Experten: „Eklatante Impfdefizite“ in Deutschland
Mittwoch, 6. Dezember 2006
Berlin - In Deutschland lassen sich aus Sicht von Experten immer noch zu wenig Menschen impfen. Das liege unter anderem daran, dass der Nutzen einer Impfung meist nicht wahrgenommen werde, sagte Heinz-Josef Schmitt von der Ständigen Impfkommission (STIKO) am Mittwoch in Berlin. Zudem gebe es in Deutschland zwar Impfempfehlungen, aber kein zentralisiertes Impfprogramm wie beispielsweise in England. Erfolge gebe es hierzulande beispielsweise bei der Bekämpfung von Diphterie und Kinderlähmung. Pocken seien mittlerweile ausgerottet. Dennoch habe Deutschland „eklatante Impfdefizite“ vorzuweisen, sagte Schmitt.
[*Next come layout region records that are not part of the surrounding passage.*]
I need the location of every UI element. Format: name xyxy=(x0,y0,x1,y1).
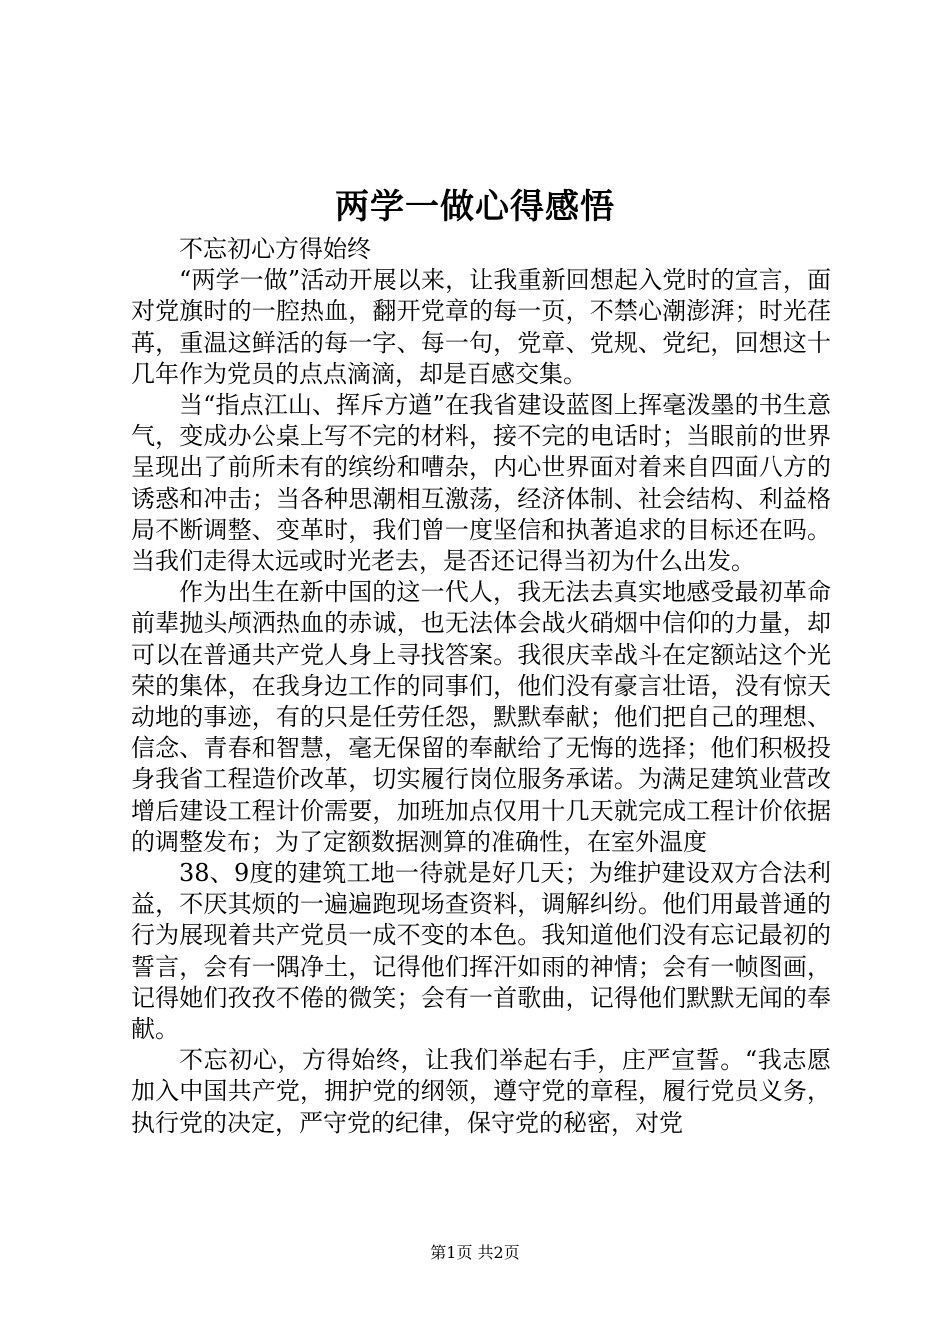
paragraph: “两学一做”活动开展以来，让我重新回想起入党时的宣言，面对党旗时的一腔热血，翻开党章的每一页，不禁心潮澎湃；时光荏苒，重温这鲜活的每一字、每一句，党章、党规、党纪，回想这十几年作为党员的点点滴滴，却是百感交集。 xyxy=(131,266,831,388)
paragraph-subtitle: 不忘初心方得始终 xyxy=(179,235,371,263)
document-body xyxy=(131,234,831,1139)
page-number-footer: 第1页 共2页 xyxy=(430,1243,520,1262)
paragraph: 作为出生在新中国的这一代人，我无法去真实地感受最初革命前辈抛头颅洒热血的赤诚，也无法体会战火硝烟中信仰的力量，却可以在普通共产党人身上寻找答案。我很庆幸战斗在定额站这个光荣的集体，在我身边工作的同事们，他们没有豪言壮语，没有惊天动地的事迹，有的只是任劳任怨，默默奉献；他们把自己的理想、信念、青春和智慧，毫无保留的奉献给了无悔的选择；他们积极投身我省工程造价改革，切实履行岗位服务承诺。为满足建筑业营改增后建设工程计价需要，加班加点仅用十几天就完成工程计价依据的调整发布；为了定额数据测算的准确性，在室外温度 xyxy=(131,578,831,856)
paragraph: 不忘初心，方得始终，让我们举起右手，庄严宣誓。“我志愿加入中国共产党，拥护党的纲领，遵守党的章程，履行党员义务，执行党的决定，严守党的纪律，保守党的秘密，对党 xyxy=(131,1046,831,1137)
document-title: 两学一做心得感悟 xyxy=(335,187,615,227)
paragraph: 当“指点江山、挥斥方遒”在我省建设蓝图上挥毫泼墨的书生意气，变成办公桌上写不完的材料，接不完的电话时；当眼前的世界呈现出了前所未有的缤纷和嘈杂，内心世界面对着来自四面八方的诱惑和冲击；当各种思潮相互激荡，经济体制、社会结构、利益格局不断调整、变革时，我们曾一度坚信和执著追求的目标还在吗。当我们走得太远或时光老去，是否还记得当初为什么出发。 xyxy=(131,391,831,576)
paragraph: 38、9度的建筑工地一待就是好几天；为维护建设双方合法利益，不厌其烦的一遍遍跑现场查资料，调解纠纷。他们用最普通的行为展现着共产党员一成不变的本色。我知道他们没有忘记最初的誓言，会有一隅净土，记得他们挥汗如雨的神情；会有一帧图画，记得她们孜孜不倦的微笑；会有一首歌曲，记得他们默默无闻的奉献。 xyxy=(131,859,831,1044)
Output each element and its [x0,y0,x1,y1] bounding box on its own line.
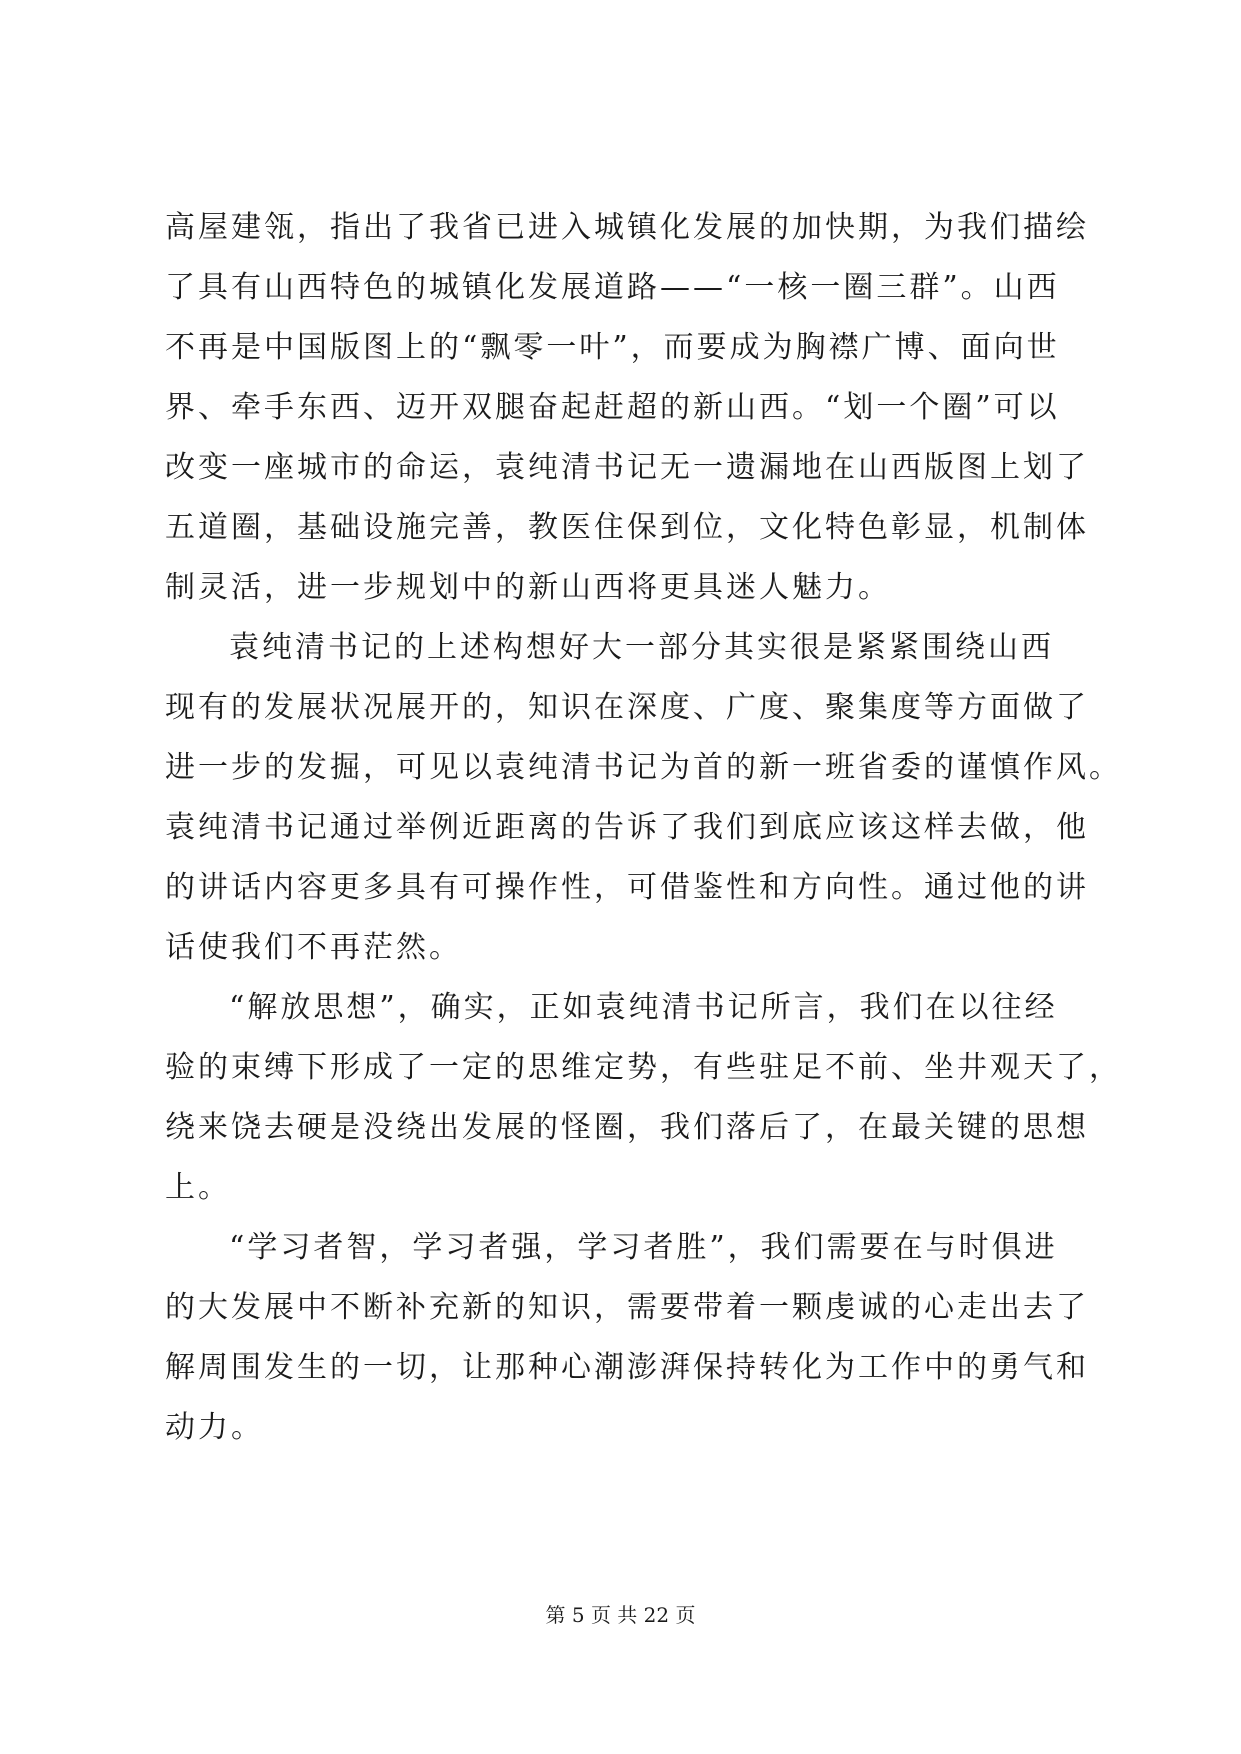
text-line: 动力。 [165,1410,264,1445]
text-line: 不再是中国版图上的“飘零一叶”，而要成为胸襟广博、面向世 [165,330,1060,365]
text-line: 高屋建瓴，指出了我省已进入城镇化发展的加快期，为我们描绘 [165,210,1089,245]
text-line: 制灵活，进一步规划中的新山西将更具迷人魅力。 [165,570,891,605]
body-text [165,198,1122,1458]
paragraph-first-line: “解放思想”，确实，正如袁纯清书记所言，我们在以往经 [229,990,1058,1025]
text-line: 解周围发生的一切，让那种心潮澎湃保持转化为工作中的勇气和 [165,1350,1089,1385]
text-line: 界、牵手东西、迈开双腿奋起赶超的新山西。“划一个圈”可以 [165,390,1060,425]
paragraph-first-line: “学习者智，学习者强，学习者胜”，我们需要在与时俱进 [229,1230,1058,1265]
text-line: 绕来饶去硬是没绕出发展的怪圈，我们落后了，在最关键的思想 [165,1110,1089,1145]
text-line: 的讲话内容更多具有可操作性，可借鉴性和方向性。通过他的讲 [165,870,1089,905]
text-line: 袁纯清书记通过举例近距离的告诉了我们到底应该这样去做，他 [165,810,1089,845]
text-line: 进一步的发掘，可见以袁纯清书记为首的新一班省委的谨慎作风。 [165,750,1122,785]
text-line: 改变一座城市的命运，袁纯清书记无一遗漏地在山西版图上划了 [165,450,1089,485]
text-line: 五道圈，基础设施完善，教医住保到位，文化特色彰显，机制体 [165,510,1089,545]
text-line: 验的束缚下形成了一定的思维定势，有些驻足不前、坐井观天了， [165,1050,1122,1085]
text-line: 了具有山西特色的城镇化发展道路——“一核一圈三群”。山西 [165,270,1060,305]
paragraph-first-line: 袁纯清书记的上述构想好大一部分其实很是紧紧围绕山西 [229,630,1054,665]
text-line: 现有的发展状况展开的，知识在深度、广度、聚集度等方面做了 [165,690,1089,725]
text-line: 的大发展中不断补充新的知识，需要带着一颗虔诚的心走出去了 [165,1290,1089,1325]
page-number: 第 5 页 共 22 页 [545,1603,696,1627]
text-line: 话使我们不再茫然。 [165,930,462,965]
text-line: 上。 [165,1170,231,1205]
Christiane Meyer von der STIKO am Robert-Koch-Institut betonte, dass die so genannte Durchimpfungsrate bei Kindern in den vergangenen Jahren zwar deutlich angestiegen sei. Große Lücken bestünden aber bei Impfungen gegen Hepathitis B, Masern, Mumps, Röteln und Keuchhusten. Gegen Influenza seien nur 50 bis 60 Prozent der Risikogruppen geimpft.
Masern seien keine harmlose Kinderkrankheit, warnte Meyer. Sie könnten zu einer Gehirn- oder Lungenentzündung führen. In etwa einem von 10.000 Fällen ende die Krankheit tödlich. Bis Ende November seien in Deutschland noch 2.271 Menschen an Masern erkrankt. 2005 wurden laut Meyer 763 Erkrankungen registriert. Die Betroffenen seien gar nicht oder nur unzureichend geimpft gewesen. In den USA, Lateinamerika und den nordeuropäischen Ländern dagegen gehörten Masernerkrankungen längst der Vergangenheit an. Deutschland sei noch weit vom WHO-Ziel entfernt, bis 2010 die Masern in Europa auszurotten.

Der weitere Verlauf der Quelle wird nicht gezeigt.